Biallelic B3GALT6 mutations cause spondylodysplastic Ehlers-Danlos syndrome.

Tim Van Damme, Xiaomeng Pang, Brecht Guillemyn, Sandrine Gulberti, Delfien Syx, Riet De Rycke, Olivier Kaye, Christine E M de Die-Smulders, Rolph Pfundt, Ariana Kariminejad, Sheela Nampoothiri, Geneviève Pierquin, Saskia Bulk, Austin A Larson, Kathryn C Chatfield, Marleen Simon, Anne Legrand, Marion Gerard, Sofie Symoens, Sylvie Fournel-Gigleux, Fransiska Malfait

Proteoglycans are among the most abundant and structurally complex biomacromolecules and play critical roles in connective tissues. They are composed of a core protein onto which glycosaminoglycan (GAG) side chains are attached via a linker region. Biallelic mutations in B3GALT6, encoding one of the linker region glycosyltransferases, are known to cause either spondyloepimetaphyseal dysplasia (SEMD) or a severe pleiotropic form of Ehlers-Danlos syndromes (EDS). This study provides clinical, molecular and biochemical data on 12 patients with biallelic B3GALT6 mutations.

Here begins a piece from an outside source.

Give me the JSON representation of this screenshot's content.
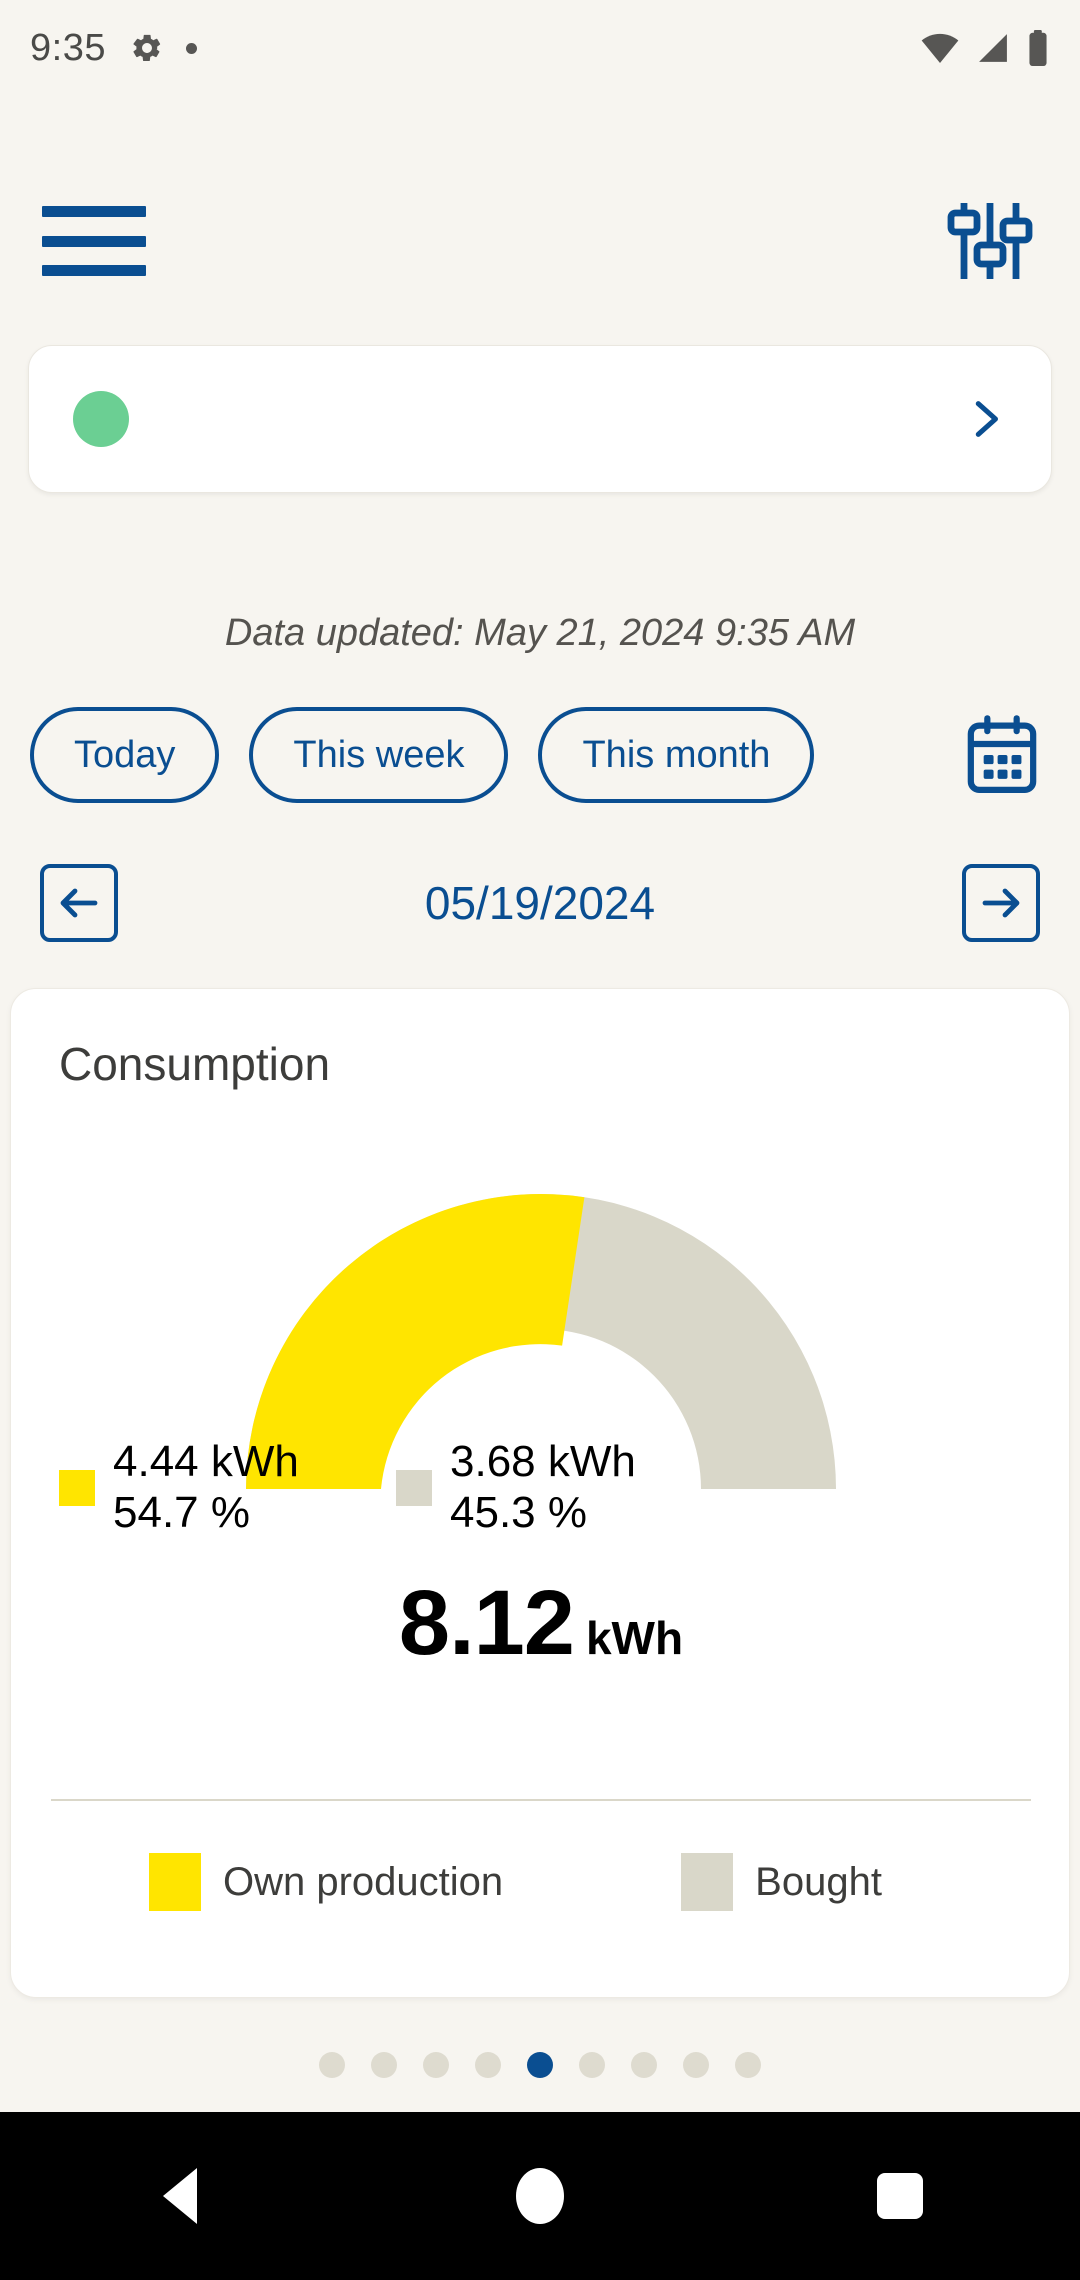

Notably, all patients have features of both EDS and SEMD. In addition, some patients have severe and potential life-threatening complications such as aortic dilatation and aneurysm, cervical spine instability, and respiratory insufficiency. Whole-exome sequencing, next generation panel sequencing, and direct sequencing identified biallelic B3GALT6 mutations in all patients. We show that these mutations reduce the amount of β3GalT6 protein and lead to a complete loss of galactosyltransferase activity. In turn, this leads to deficient GAG synthesis, and ultrastructural abnormalities in collagen fibril organization. In conclusion, this study redefines the phenotype associated with B3GALT6 mutations on the basis of clinical, molecular and biochemical data in 12 patients, and provides an in-depth assessment of β3GalT6 activity and GAG synthesis to better understand this rare condition.